HYDERABAD, April 17 Sindh Secretary of Health Mohammad Hussain Syed suspended during a surprise visit to the Liaquat University Hospital on Friday RMO Dr Naeem Zia, drug store in-charge Dr Anwar Palari and another store official over lack of sanitation and patients' complaints about unavailability of drugs.

He expressed dissatisfaction over performance of the hospital management after paying a visit to departments of casualty, gynaecology, surgical, orthopaedic, paediatrics and drug store.

He enquired the patients' attendants about facilities they were receiving at the hospital and they complained about unavailability of medicines.

The patients complained showed his receipts to prove that they were buying drugs from medical stores outside the hospital because the hospital did not provide them medicines.

The secretary expressed displeasure when he found that bed-sheets were not changed in the casualty department to which the medical superintendent said that the heirs of a deceased had taken away the sheet in the particular case.

He ordered suspension of RMO Dr Naeem Zia when he found used syringes in a ward and dismissed the RMO's explanation that they could not be reused because they were garbage.

The secretary was unconvinced by the explanation and said that he tried to misguide him. The syringes should be cut under a protocol to avoid chances of reuse, he stressed.
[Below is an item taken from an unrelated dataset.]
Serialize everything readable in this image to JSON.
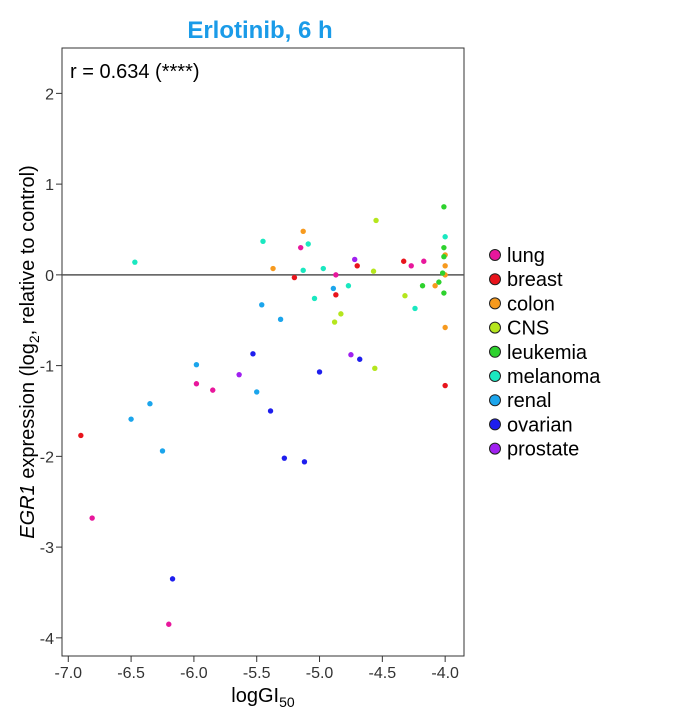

He voiced surprise at finding unstamped drugs in the store and garbage lying outside it and ordered suspension of drug in-charge Dr. Anwar Palari and another official, Nazar Rajpar.

He met chairperson of the department of paediatrics Prof Dr Salma Sheikh, who complained about lack of trained staff and nurses.

The secretary also checked hospital registers for attendance and also examined it.

He told journalists after the visit that he had asked the hospital MS to improve his performance as the health department was spending huge amount on providing facilities to the patients.

He said that unstamped drugs were kept in the hospital's drug store and patients told him that they had bought medicines from the stores outside the hospital because they were not provided drugs by the administration.

The secretary visited the hospital under special directives of the chief minister and Sindh minister for health, according to an official handout.